3.1.2. Homogeneity of TA Polymer Solution Droplets

Because TA-DMN was fabricated via CL, homogeneity of the TA polymer solution, which is a prerequisite of TA-DMN, is essential to dispense an even mass of TA polymer solution droplets on the PU patch, which leads to continuous morphology of every TA-DMN. The homogeneity of TA polymer solutions formulated with HA (60%, w/v) and TA (3%, w/v) and adjuvanted with 4 or 10% trehalose were compared to the homogeneity of HA (60%, w/v)-only solutions, which have sufficient homogeneity to fabricate DMNs with 8 × 8 arrays [48]. The RSD value of the masses dispensed from 60% HA solutions without TA and trehalose was 7.29%, while that of TA polymer solutions containing TA (3%, w/v) and adjuvanted with 4 and 10% trehalose with 60% HA was 13.45 and 7.32%, respectively (Figure 1b).

3.2. TA-DMN Fabrication by CL

As shown in Figure 2a, the TA polymer solution was laminated onto a dried droplet of HA solution, which is a prerequisite for the fabrication of TA-DMNs. The two-layered droplets were constantly rotated to generate upward centrifugal force and facilitate elongation. As the vacuum conditions for the drying process and centrifugal force exertion were maintained, the simultaneous thinning and solidification of the extended structure in TA-DMN formed the tip structures on the top of TA-DMNs. To deliver a fixed amount of TA into the skin, TA-DMNs were designed to have a two-layered structure incorporating a base layer without TA for accurate delivery [49]. Fabricated TA-DMNs were aligned with 61 hexagonal arrays on the PU patch (Figure 2b), and the total TA dose loaded on each patch, analyzed using HPLC, was 61.4 ± 1.3 µg, which was 0.86% of the mass of the 61 total TA-DMNs on the patch.
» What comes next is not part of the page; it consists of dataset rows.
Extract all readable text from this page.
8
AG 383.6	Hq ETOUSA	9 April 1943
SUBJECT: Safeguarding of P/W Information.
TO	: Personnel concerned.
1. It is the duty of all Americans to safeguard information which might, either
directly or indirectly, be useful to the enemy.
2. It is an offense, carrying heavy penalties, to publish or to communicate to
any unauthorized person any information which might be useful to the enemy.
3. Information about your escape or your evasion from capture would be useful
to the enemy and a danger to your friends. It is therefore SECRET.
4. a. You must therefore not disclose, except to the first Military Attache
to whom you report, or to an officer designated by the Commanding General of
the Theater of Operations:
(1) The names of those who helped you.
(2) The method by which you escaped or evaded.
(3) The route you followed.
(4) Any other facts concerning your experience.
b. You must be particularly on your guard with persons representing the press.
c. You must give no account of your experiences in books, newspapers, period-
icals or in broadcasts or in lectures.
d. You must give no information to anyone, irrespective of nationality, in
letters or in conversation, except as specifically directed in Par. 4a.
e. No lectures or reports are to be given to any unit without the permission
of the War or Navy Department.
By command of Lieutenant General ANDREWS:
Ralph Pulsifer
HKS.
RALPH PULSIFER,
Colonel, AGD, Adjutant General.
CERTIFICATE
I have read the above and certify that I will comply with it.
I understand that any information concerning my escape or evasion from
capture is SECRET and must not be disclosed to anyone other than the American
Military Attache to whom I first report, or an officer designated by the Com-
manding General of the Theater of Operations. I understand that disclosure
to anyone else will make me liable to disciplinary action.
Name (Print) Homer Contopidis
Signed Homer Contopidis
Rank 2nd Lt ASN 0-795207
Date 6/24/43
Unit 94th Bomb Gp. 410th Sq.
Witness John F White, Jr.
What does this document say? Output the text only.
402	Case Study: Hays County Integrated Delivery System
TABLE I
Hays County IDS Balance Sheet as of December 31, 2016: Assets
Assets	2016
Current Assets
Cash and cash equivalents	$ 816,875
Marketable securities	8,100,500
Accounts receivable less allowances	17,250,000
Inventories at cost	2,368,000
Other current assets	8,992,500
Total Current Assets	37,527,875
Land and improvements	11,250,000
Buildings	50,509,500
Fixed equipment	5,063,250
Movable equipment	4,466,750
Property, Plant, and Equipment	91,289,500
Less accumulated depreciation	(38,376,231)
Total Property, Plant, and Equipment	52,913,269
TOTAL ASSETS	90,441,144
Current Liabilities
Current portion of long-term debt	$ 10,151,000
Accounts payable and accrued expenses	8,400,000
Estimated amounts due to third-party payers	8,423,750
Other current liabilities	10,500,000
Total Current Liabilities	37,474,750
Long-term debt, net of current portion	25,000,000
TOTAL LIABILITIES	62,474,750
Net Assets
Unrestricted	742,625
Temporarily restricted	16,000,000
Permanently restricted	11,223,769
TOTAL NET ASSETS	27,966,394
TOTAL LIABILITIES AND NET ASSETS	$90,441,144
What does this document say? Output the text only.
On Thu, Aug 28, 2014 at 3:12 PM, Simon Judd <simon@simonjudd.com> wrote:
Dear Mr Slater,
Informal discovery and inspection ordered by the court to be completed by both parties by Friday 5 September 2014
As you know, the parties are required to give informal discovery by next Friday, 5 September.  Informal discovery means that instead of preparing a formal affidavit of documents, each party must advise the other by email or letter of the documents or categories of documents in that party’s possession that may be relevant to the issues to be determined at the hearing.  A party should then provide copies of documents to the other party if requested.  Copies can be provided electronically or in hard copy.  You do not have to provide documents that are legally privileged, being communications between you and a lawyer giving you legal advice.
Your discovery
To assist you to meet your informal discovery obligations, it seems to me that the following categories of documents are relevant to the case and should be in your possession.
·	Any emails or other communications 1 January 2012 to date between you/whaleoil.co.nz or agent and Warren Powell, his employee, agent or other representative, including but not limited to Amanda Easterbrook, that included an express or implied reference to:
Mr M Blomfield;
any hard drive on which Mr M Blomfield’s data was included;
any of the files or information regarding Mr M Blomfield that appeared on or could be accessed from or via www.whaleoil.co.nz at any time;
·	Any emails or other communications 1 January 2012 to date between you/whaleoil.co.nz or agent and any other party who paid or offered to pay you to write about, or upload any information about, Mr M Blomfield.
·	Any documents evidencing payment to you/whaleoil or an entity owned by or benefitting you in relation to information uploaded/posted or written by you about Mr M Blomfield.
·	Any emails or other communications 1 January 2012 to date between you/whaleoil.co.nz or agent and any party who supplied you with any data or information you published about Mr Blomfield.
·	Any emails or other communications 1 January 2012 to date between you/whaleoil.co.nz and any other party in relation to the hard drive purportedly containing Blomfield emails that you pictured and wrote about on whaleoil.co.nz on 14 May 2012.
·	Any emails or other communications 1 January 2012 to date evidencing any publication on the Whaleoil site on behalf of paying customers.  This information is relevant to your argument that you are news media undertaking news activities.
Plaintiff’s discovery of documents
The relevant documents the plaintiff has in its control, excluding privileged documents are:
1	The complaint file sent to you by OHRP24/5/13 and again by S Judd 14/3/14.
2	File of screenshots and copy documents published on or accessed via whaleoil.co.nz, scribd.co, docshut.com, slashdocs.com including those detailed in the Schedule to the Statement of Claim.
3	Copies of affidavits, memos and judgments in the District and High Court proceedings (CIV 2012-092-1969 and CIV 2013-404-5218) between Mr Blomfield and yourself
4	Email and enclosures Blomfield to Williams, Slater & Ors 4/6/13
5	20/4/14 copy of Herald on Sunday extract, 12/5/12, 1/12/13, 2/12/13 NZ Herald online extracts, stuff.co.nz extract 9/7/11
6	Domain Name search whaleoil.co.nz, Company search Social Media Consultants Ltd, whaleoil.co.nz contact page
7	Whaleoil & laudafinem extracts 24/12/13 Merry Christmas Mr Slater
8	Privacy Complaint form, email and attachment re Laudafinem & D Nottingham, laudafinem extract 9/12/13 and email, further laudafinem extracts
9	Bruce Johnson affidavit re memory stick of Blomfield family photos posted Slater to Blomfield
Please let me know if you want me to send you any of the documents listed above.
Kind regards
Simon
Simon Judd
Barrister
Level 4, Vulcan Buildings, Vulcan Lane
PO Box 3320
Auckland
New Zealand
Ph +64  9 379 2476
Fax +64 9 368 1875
Each TA-DMN showed a peak of 688 ± 10 µm, with negative curvature, a base diameter of 369.8 ± 6.0 µm, and a tip diameter of 36.5 ± 8.3 µm (Figure 2c). All top layers with TA were positioned over 89.2 ± 15.9 µm (Figure 2c). To evaluate whether the TA-DMNs had sufficient mechanical strength to penetrate the skin barrier, a compression test was conducted using a force analyzer. The fracture force of the TA-DMNs was found to be 0.237 ± 0.025 N (Figure 2d, n = 3).

3.3. Evaluation of In Vitro Skin Penetration of TA-DMNs

A shooting device composed of a flat metal plate where a TA-DMN patch can be placed, a spring shooter to exert equal force, and a hand grip to hold (Figure 3a) was used to apply TA-DMNs on porcine skin. During application, the flat metal plate of the shooting device was placed 1 cm above the skin surface in parallel, then the patch was placed on the skin. TA-DMNs penetration of TA-DMNs into porcine skin applied using the shooting device and finger force with 0.1% of Rho B in the second layer was evaluated (Figure 3b). After 5 min of application of Rho B-loaded TA-DMNs on porcine skin using finger force, only six Rho B-loaded TA-DMNs were inserted. The other 55 points had a track indicating TA-DMN exertion, yet showed no Rho B dissolution or dispersion through the skin tissue. In contrast, after 5 min of application using the shooting device, 61 points of Rho B were observed, verifying that all 61 Rho B-loaded TA-DMNs were successfully inserted. Furthermore, Rho B-loaded TA-DMNs inserted into porcine skin were dyed with trypan blue solution to selectively visualize the TA-DMN penetrated area, thereby verifying whether the inserted TA-DMNs formed perforations on the skin surface (Figure 3c). All insertion points on the surface of the porcine skin subjected to finger force and the shooting device were amply dyed, and each dyed inserted point had a diameter of 106 ± 17 µm (Figure 3d).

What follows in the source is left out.